Here’s to finding what keeps you consistent,
Dr. J

5 comments:

BRFOOT said...

Well said! It's funny, as we see in medicine, most people do fall under the bell curve. Yet it seems that our "drive" to be individuals always wants us to be "different".
To continue with your vanco analogy, if you don't mind. Eventhough there is a very small percentage of the population that has anaphalxis to vanco. There is a much larger group of people that have experienced red man's syndrome secondary to vanco administration. And eventough this is a well known/documented side effect of to rapid infusion of the drug. We often see this get listed as an allergy. Which could potentially cause someone to not get the drug of choice for their infection. Point being those of us that make those kind of decisions need to be diligent at looking at all of the details and within context.
In the coaching world I know that I have seen coaches with a long string of credintialling initials after their names that seem to be more interested in the business that is coaching rather than helping someone meet their goals. I would liken it to the drug companies direct to consumer marketing. Bafel them with enough crap and you can convince otherwise healthy people that they have all sorts of ailments.
I think you are exactly right the best coach for you is the one that gets you out the door consistantly.


Excellence is an art won by training and habituation. We do not act rightly because we have virtue or excellence, but rather we have those because we have acted rightly. We are what we repeatedly do.Excellence, then, is not an act but a habit. -- Aristotle

Jeff Shilt, M.D. said...

Thanks for the addition, Bryan. You get what I mean...that higher level of understanding and precisely understanding what each patient is experiencing is what differentiates great health care givers from others.
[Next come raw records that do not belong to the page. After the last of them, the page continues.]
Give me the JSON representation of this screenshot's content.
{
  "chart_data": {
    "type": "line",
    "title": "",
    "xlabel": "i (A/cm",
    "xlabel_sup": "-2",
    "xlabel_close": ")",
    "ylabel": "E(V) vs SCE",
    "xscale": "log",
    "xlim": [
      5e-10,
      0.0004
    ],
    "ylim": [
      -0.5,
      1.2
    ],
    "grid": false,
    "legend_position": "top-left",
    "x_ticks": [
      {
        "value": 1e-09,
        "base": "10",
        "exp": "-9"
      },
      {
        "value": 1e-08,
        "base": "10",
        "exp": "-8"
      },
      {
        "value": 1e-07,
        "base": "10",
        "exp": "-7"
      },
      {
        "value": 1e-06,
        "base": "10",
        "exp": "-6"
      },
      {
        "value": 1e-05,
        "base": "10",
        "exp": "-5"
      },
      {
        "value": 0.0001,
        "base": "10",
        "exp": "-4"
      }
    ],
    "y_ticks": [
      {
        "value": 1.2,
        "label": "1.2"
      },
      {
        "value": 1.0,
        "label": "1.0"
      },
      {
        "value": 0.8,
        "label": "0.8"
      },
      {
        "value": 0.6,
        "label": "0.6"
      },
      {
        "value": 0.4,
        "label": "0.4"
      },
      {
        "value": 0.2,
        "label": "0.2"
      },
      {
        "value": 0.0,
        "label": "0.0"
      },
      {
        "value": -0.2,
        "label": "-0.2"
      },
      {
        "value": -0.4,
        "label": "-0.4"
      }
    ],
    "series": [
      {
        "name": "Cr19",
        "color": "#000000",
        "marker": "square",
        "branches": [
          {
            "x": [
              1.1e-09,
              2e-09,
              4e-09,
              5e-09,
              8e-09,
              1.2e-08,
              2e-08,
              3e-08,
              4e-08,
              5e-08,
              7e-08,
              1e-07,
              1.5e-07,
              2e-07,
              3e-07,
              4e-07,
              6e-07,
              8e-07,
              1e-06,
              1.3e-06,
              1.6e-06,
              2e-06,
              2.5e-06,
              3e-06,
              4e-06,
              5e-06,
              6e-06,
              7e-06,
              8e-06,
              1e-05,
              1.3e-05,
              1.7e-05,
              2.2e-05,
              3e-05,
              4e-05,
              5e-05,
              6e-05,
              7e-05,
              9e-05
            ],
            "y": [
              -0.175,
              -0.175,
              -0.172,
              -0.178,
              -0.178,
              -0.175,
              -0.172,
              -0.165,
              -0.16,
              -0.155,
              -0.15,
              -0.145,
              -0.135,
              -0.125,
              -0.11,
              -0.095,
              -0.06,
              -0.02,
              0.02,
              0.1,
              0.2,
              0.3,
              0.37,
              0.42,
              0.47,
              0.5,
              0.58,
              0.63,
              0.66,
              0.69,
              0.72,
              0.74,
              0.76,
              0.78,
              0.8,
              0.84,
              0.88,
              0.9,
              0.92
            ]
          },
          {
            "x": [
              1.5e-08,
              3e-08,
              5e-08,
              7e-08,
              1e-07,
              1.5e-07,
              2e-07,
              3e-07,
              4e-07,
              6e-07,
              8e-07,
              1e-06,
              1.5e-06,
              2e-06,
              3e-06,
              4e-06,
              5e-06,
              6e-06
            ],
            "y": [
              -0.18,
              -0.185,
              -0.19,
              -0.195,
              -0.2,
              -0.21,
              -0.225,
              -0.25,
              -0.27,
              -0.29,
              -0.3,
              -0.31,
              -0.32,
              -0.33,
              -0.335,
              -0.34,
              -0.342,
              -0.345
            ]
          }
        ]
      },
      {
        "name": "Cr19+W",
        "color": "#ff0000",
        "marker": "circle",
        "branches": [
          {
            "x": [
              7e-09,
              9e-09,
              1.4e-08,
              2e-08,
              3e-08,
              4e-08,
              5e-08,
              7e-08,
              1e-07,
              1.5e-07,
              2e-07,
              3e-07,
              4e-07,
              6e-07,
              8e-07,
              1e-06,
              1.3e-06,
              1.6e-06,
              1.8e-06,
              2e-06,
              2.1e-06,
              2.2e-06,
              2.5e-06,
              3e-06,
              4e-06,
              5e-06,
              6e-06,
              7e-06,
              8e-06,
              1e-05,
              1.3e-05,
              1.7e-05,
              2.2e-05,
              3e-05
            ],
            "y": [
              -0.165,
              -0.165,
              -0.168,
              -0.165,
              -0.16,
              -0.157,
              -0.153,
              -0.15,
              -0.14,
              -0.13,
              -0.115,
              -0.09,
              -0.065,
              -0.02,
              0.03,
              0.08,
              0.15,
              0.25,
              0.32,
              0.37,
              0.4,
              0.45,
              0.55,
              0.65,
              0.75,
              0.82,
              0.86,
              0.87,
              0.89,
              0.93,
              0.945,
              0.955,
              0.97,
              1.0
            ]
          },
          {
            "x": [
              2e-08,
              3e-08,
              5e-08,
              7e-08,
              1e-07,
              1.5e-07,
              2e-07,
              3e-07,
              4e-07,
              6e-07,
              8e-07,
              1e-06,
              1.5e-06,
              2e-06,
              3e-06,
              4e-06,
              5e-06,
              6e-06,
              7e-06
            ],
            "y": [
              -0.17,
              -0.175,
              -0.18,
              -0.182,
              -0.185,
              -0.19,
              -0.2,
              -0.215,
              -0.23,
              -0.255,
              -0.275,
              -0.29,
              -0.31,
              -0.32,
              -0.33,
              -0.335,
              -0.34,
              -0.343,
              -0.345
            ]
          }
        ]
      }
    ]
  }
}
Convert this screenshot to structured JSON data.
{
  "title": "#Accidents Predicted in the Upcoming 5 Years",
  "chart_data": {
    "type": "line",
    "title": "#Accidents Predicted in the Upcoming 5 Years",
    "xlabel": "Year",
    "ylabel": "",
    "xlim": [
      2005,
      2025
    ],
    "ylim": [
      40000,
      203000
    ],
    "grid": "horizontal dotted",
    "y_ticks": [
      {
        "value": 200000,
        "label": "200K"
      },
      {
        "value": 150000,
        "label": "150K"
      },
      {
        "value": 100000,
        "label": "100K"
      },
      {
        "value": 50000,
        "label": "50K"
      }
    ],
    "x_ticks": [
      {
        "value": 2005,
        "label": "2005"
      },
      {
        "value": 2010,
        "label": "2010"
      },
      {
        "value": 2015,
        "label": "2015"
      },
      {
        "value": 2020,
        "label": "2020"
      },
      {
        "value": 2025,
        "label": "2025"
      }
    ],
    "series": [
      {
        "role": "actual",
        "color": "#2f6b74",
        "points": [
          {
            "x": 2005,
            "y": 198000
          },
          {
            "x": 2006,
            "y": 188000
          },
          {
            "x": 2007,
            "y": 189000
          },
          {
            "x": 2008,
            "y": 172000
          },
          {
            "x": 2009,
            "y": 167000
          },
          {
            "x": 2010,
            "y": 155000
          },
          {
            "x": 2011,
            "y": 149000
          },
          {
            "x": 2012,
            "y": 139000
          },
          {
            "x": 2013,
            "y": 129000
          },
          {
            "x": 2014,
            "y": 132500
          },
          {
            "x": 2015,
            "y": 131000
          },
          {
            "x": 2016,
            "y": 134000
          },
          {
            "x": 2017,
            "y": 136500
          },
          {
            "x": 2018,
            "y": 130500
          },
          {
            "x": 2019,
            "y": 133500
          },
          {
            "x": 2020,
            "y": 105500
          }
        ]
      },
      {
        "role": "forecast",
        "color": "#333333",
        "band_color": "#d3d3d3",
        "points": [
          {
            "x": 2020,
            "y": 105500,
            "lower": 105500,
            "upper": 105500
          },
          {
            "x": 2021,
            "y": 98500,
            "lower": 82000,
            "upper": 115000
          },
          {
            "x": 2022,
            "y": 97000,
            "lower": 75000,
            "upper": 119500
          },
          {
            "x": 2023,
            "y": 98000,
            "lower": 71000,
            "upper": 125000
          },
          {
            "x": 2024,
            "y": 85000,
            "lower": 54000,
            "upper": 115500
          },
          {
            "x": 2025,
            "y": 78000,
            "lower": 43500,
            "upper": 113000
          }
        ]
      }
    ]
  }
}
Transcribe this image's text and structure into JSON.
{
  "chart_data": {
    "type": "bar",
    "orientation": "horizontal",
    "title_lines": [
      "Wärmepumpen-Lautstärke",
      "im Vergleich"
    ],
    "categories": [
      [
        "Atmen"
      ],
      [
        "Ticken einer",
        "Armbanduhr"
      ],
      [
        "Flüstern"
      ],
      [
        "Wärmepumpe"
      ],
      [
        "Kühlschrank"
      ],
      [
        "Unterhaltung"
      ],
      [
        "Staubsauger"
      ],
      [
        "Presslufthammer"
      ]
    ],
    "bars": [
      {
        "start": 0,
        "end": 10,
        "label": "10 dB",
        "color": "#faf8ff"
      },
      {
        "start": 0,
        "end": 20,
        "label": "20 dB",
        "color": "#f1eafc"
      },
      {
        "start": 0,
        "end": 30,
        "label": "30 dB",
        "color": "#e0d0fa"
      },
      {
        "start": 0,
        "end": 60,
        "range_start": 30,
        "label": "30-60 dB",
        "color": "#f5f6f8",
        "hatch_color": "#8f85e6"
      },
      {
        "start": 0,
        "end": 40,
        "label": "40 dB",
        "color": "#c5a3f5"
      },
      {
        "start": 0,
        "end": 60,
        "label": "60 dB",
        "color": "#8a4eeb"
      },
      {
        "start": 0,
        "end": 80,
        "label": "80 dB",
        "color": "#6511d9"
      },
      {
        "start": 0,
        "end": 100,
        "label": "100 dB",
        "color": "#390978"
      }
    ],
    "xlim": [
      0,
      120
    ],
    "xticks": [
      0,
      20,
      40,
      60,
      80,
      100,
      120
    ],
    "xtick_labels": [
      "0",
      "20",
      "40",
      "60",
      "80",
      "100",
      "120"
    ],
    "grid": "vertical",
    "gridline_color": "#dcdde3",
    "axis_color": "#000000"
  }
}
I think the same can be said for coaches. The common element of training plans that is "fact" and scientifically proven should be the bare minimum that is offered. Recognizing the subtleties and the ability to offer suggestions which increase the likelihood of consistency separates the great from the good.

Gordo Byrn said...

Enjoyed the article -- good to see you smiling in this edition of the jBlog!

g

Moogie said...

Hey..Dr J..Laura Lanier( Scenario,Darius's and Essentra's Mom) here getting ready to do the rambling rose event. I think of you every time I go out the door. I got to you from the tricows link. I know its no iron man...but it will feel that challenging for this girl. I am using this as a warm up tri to the angels tri in sept. Hope all is well in your corner of the world-You are missed and thought about often

Jeff Shilt, M.D. said...

Laura:

Great to hear from you and congratulations on your ramblin rose and Angels Race results !!!

You are certainly an inspiration. Thanks for keeping in touch and best of luck in the upcoming year. Send my best to the kids.